Which is all well and good until someone's dismissing as pointless chatter that which is, in fact, the point to some people. I guarantee you that there are some people out there who found that to be the most interesting part of the whole thing.
Let's compare a podcast to its direct transcription. In a text, people willing to get to the point skip through the chatter until they get what they're looking for. In an audio, they have to take it at the talkers' pace.
QUOTE (RHat @ Apr 14 2013, 12:11 AM)

As for the death of the middle class, that implies something pretty specific - a dramatic increase in the gap between those who have and those who do not, and a lack of middle ground.

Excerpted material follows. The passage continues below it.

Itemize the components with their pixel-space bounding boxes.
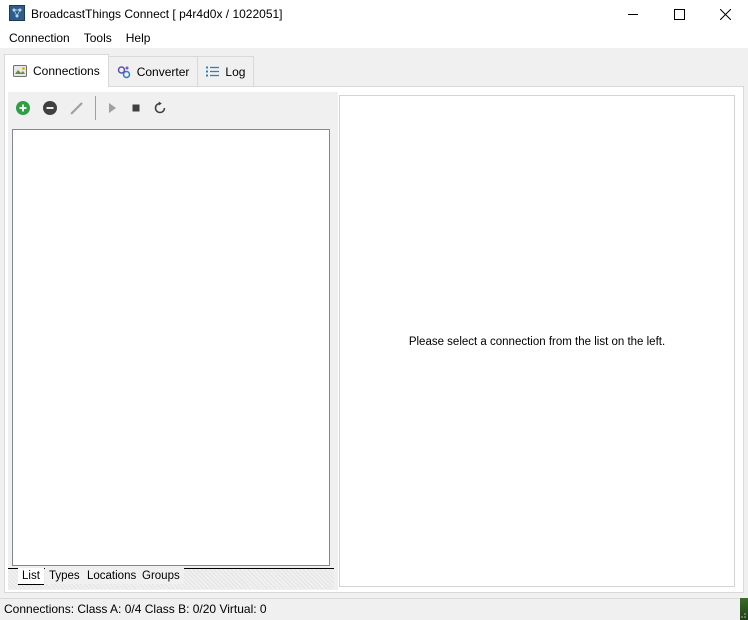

Middle class is not defined as "above the poverty line", either.
A dramatic
further increase? The world in SR is already divided into distinct classes: the SINless, who are well below the poverty line; the low ring of the corp workers, who are poor, but make the ends meet more or less; the corp citizens, who do not live in luxury, but make a decent living (and they are the closest there is to a middle class in any noticeable numbers); and the movers and shakers who make billions.
How exactly can you widen the income gap? Plunge the corp workers into poverty? Move the corp citizens from decent living to being poor?
QUOTE (Ixal @ Apr 14 2013, 12:15 AM)

That were his words. No idea what it will mean (I am also pretty sure every edition change had some retcons in it)
I believe the splats mostly had retcons, albeit rather minor ones, ones I'd just as well write off as simple small errors (or corrections to make the fluff from different parts of the system work together).
QUOTE (Ixal @ Apr 14 2013, 12:15 AM)

The corps are back to owning the Matrix. There is a free layer of it for the poor, but there is hardly anything interesting in it (I guess mostly advertisement and illegal stuff when you know where to look). The rest is controlled by the corps and pay per use and when you are hacking stuff its a race against the clock. The corps will notice and they will fry you when you stay to long (or call GOD to do it).
Doesn't make much sense to me as of now.
Suppose you work for a corp and want to buy a second-hand car. Can you do that? Supposedly, you can. How is it possible to distinguish your search queries from the search queries of a hacker doing Data Search? Who is analyzing the trillions of queries done daily?
Now, suppose you're a telecommuting corp office worker. Each morning you put on the trodes and spend 14 hours sorting papers. What is to distinguish your connection to the central office node from a hacker's?